McQuillan B M, Beilby J P, Nidorf M, Thompson P L, Hung J
Sir Charles Gairdner Hospital Campus of the Heart Research Institute of Western Australia.
Circulation. 1999 May 11;99(18):2383-8. doi: 10.1161/01.cir.99.18.2383.
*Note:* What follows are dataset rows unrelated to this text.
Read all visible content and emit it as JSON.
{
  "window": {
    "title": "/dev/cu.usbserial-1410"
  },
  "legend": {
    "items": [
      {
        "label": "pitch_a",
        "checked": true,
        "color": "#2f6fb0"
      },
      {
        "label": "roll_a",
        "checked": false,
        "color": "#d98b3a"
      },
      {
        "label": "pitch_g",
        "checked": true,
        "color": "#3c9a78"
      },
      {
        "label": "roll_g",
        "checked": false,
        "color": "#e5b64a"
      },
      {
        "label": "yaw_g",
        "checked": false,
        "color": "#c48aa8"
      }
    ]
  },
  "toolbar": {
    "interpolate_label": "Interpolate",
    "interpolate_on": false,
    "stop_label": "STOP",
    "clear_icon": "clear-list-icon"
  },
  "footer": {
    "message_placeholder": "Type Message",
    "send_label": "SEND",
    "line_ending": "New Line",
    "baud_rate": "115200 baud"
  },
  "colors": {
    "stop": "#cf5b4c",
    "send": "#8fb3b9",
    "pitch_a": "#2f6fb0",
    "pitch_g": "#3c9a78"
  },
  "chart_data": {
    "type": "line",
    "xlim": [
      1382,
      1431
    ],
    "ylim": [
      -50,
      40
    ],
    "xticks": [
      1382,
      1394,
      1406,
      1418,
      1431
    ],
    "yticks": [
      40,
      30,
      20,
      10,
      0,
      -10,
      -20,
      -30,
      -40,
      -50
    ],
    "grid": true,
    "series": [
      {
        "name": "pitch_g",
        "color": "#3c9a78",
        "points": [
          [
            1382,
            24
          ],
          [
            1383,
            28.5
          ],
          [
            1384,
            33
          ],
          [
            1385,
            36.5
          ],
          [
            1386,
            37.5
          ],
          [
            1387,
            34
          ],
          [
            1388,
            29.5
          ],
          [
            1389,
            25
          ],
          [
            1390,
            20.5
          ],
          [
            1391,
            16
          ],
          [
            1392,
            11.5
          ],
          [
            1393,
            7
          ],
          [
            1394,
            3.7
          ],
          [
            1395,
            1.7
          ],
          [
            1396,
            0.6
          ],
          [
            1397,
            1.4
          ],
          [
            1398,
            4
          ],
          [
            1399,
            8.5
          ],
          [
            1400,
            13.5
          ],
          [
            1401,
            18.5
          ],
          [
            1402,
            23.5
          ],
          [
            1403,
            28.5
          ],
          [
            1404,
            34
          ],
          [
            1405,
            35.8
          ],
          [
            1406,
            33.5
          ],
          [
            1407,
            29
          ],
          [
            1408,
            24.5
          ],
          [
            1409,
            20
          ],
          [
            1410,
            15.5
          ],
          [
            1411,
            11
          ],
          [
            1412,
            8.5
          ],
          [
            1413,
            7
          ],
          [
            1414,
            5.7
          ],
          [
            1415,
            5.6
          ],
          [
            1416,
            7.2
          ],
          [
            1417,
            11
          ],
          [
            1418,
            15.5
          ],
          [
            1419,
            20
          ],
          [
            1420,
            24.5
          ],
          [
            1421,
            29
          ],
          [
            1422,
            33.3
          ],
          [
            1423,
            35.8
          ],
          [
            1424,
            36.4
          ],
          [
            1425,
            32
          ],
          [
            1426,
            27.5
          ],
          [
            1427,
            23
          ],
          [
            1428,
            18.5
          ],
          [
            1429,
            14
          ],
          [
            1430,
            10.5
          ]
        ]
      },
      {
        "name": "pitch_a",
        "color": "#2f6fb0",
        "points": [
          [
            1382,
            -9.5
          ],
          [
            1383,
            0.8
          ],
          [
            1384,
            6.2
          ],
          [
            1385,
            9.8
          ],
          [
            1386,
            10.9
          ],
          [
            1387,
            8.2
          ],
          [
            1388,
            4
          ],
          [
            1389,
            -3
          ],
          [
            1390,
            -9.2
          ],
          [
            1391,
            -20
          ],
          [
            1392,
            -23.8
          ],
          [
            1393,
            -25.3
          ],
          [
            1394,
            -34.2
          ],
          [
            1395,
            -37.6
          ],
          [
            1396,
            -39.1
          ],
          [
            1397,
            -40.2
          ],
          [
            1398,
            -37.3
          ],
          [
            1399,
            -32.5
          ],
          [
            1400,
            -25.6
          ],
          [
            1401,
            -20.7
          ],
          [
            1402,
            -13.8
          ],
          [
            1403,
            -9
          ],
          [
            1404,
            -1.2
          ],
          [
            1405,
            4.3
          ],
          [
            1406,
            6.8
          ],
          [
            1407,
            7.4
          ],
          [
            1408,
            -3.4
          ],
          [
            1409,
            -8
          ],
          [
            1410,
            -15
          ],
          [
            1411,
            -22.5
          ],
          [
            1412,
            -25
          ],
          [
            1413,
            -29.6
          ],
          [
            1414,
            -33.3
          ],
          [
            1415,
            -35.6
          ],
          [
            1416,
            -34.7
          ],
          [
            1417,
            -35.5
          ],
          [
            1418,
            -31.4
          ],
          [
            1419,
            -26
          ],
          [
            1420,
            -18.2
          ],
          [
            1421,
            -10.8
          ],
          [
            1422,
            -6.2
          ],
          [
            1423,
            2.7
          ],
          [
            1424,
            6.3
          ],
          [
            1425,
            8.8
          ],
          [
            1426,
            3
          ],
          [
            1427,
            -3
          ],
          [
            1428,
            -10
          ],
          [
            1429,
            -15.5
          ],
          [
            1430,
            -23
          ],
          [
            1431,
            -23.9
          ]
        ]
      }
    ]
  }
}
Hyperhomocysteinemia has been identified as a potential risk factor for atherosclerosis. This study examined whether a modest elevation of plasma total homocysteine (tHcy) was an independent risk factor for increased carotid artery intimal-medial wall thickness (IMT) and focal plaque formation in a large, randomly selected community population. We also examined whether vitamin cofactors and the C677T genetic mutation of the methylenetetrahydrofolate reductase (MTHFR) enzyme were major contributors to elevated plasma tHcy and carotid vascular disease.
In 1111 subjects (558 men, 553 women) 52+/-13 years old (mean+/-SD; range, 27 to 77 years) recruited from a random electoral roll survey, we measured fasting tHcy and performed bilateral carotid B-mode ultrasound. For the total population, mean tHcy was 12.1+/-4.0 micromol/L. Plasma tHcy levels were correlated with IMT (Spearman rank rs=0.31, P=0.0001). After adjustment for age, sex, and other conventional risk factors, subjects in the highest versus the lowest quartile of tHcy had an odds ratio of 2.60 (95% CI, 1.51 to 4.45) for increased IMT and 1.76 (95% CI, 1.10 to 2.82) for plaque. Serum and dietary folate levels and the C677T mutation in MTHFR were independent determinants of tHcy (all P=0.0001). The mutant homozygotes (10% of the population) had higher mean tHcy than heterozygotes or those without the mutation (14.2 versus 12.3 versus 11.6 micromol/L, respectively, P=0.0001). The inverse association of folate levels with tHcy was steeper in the mutant homozygotes. Despite this, the C677T MTHFR mutation was not independently predictive of increased carotid IMT or plaque formation.
Mild hyperhomocysteinemia is an independent risk factor for increased carotid artery wall thickness and plaque formation in a general population. Lower levels of dietary folate intake and the C677T mutation in MTHFR are important causes of mild hyperhomocysteinemia and may therefore contribute to vascular disease in the community.
高同型半胱氨酸血症已被确认为动脉粥样硬化的潜在危险因素。本研究调查了血浆总同型半胱氨酸(tHcy)的适度升高是否是一个大型随机选择社区人群中颈动脉内膜中层厚度(IMT)增加和局灶性斑块形成的独立危险因素。我们还研究了维生素辅助因子和亚甲基四氢叶酸还原酶(MTHFR)酶的C677T基因突变是否是血浆tHcy升高和颈动脉血管疾病的主要促成因素。
在从随机选民名册调查中招募的1111名年龄为52±13岁(平均±标准差;范围27至77岁)的受试者(558名男性,553名女性)中,我们测量了空腹tHcy并进行了双侧颈动脉B型超声检查。对于总体人群,平均tHcy为12.1±4.0μmol/L。血浆tHcy水平与IMT相关(Spearman等级rs = 0.31,P = 0.0001)。在调整年龄、性别和其他传统危险因素后,tHcy最高四分位数与最低四分位数的受试者IMT增加的优势比为2.60(95%CI,1.51至4.45),斑块的优势比为1.76(95%CI,1.10至2.82)。血清和膳食叶酸水平以及MTHFR中的C677T突变是tHcy的独立决定因素(所有P = 0.0001)。突变纯合子(占人群的10%)的平均tHcy高于杂合子或无突变者(分别为14.2、12.3和11.6μmol/L,P = 0.0001)。在突变纯合子中,叶酸水平与tHcy的负相关更陡峭。尽管如此,C677T MTHFR突变并不能独立预测颈动脉IMT增加或斑块形成。
轻度高同型半胱氨酸血症是普通人群中颈动脉壁厚度增加和斑块形成的独立危险因素。膳食叶酸摄入水平较低和MTHFR中的C677T突变是轻度高同型半胱氨酸血症的重要原因,因此可能导致社区中的血管疾病。